7. A strange attractor in a system of repetitive motion is a point which seems to be organizing the system when, in fact, it’s the product of the organization itself. Which is an excuse, I know. But picture this: a woman’s finger resting on the plunger of her cherished syringe. One day she pushes it down out of habit and forces me up, through the green surface of the water, into another world. The grocery store, aisle after aisle, until there’s the policewoman who patrols my son’s school. Who keeps him safe. She’s in the perfume aisle, trying on scents, as if any of them go with polyester. I fall so in love with her.

Stephen Graham Jones teaches at CU-Boulder. He earnestly hopes to figure out either why humans went bipedal or how they can go faster than light. Until then, he writes a lot. More at


  1. This took my breath away and gave it back sweeter.

  2. Bravo, really. After the first one, I was like, OK, I like this. I can do this. After the second one, I think I kinda gasped. Then the third and after the fourth I started taking deep breaths before I would begin the next. #6 just about killed me.

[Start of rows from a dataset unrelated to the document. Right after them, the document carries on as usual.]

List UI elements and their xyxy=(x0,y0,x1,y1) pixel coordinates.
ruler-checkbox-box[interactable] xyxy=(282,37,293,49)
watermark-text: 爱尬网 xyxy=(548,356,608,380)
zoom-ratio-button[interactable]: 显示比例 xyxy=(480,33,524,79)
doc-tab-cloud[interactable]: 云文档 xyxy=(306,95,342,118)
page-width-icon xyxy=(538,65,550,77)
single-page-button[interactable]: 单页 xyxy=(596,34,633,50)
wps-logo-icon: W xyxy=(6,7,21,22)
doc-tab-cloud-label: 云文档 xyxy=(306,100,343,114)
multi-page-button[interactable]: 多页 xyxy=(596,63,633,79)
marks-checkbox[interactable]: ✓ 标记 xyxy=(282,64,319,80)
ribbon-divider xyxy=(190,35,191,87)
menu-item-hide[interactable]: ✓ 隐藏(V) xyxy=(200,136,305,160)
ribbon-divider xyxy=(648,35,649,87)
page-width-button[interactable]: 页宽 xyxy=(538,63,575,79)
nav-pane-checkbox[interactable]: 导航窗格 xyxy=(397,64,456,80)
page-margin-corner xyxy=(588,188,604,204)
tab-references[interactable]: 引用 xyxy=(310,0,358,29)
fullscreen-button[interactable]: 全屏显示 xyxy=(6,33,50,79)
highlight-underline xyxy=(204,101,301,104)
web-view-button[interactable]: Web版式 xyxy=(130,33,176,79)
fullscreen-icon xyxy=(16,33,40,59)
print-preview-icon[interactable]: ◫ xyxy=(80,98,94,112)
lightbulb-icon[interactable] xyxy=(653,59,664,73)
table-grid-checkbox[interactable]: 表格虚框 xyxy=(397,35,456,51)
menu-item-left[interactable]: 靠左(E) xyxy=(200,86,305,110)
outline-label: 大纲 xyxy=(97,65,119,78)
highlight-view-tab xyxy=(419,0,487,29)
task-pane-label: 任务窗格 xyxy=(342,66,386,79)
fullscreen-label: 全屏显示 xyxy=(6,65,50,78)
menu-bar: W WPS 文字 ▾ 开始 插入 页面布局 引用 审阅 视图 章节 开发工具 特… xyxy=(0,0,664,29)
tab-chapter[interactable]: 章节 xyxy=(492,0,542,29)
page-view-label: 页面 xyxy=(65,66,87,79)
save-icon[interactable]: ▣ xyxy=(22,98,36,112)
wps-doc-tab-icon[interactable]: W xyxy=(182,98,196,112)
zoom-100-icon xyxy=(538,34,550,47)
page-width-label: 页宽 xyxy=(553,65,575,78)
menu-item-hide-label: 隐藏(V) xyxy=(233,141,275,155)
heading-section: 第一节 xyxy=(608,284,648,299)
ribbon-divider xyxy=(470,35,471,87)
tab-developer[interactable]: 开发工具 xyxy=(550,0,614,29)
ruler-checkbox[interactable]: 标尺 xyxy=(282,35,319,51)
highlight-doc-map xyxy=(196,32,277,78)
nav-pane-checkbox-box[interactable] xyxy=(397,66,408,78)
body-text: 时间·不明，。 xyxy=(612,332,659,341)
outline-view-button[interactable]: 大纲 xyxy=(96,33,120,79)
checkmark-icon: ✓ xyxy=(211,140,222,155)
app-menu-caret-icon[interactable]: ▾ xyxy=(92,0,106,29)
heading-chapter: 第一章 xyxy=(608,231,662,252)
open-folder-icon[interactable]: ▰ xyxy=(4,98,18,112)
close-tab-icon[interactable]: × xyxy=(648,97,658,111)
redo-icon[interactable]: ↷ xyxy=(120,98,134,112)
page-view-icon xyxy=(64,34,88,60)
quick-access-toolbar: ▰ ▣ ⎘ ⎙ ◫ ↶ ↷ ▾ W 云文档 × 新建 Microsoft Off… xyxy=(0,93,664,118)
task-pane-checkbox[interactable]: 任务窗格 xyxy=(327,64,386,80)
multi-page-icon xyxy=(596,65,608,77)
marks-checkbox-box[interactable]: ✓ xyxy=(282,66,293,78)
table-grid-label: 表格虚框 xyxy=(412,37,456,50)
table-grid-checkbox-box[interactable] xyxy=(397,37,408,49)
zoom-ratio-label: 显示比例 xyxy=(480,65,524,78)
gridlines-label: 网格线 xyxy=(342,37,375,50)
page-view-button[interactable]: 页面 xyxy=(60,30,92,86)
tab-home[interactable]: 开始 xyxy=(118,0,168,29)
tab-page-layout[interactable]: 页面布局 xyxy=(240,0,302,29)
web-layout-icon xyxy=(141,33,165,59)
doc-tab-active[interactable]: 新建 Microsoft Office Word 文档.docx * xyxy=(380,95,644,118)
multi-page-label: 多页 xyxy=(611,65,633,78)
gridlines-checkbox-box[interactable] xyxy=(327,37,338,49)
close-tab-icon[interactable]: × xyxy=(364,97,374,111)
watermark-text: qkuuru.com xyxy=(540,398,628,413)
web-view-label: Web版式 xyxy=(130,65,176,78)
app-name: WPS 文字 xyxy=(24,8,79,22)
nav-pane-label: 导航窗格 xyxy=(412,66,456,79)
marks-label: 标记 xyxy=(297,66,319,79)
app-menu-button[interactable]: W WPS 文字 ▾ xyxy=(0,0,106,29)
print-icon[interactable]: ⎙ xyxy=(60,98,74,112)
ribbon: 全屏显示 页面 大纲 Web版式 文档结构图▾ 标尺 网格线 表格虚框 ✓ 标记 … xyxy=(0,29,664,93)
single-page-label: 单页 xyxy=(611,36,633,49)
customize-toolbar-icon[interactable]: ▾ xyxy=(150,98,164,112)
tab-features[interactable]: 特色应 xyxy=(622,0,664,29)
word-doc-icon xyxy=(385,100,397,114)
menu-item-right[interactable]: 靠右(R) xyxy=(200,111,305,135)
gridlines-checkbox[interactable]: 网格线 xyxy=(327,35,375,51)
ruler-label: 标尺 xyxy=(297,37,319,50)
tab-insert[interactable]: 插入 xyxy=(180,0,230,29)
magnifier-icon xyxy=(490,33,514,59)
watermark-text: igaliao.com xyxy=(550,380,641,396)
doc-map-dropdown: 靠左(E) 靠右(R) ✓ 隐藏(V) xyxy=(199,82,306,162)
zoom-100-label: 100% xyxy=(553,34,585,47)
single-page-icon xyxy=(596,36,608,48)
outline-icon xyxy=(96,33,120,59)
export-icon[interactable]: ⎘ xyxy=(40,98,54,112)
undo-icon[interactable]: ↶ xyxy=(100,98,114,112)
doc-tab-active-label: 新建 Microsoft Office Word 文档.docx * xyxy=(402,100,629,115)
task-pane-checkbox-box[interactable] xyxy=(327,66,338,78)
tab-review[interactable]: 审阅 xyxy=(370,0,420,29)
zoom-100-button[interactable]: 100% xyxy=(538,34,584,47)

  3. This is amazing and surprising and original. Number 7 is about as perfect as you can get, which is not to suggest anything about #s 1-6, which are lovely too.

  4. this is just so, so smart. not to mention cool and beautiful and sort of a mind trip.

  5. Beautiful write. So curious. I would love to try reading this as three different people, maybe trying on everyone else's head as they read this. Surely we're all seeing a million things that aren't there, and they're dead on.


    Oh, and:

    Leslie F. Miller said... "This took my breath away and gave it back sweeter."

    Leslie, that comment did, too.

    ~~Tracy Lucas

  6. Great work. The last para made me dizzy.

  7. Cool. We sing with our heroes 33 rounds per minute. I just stole that. Dicto.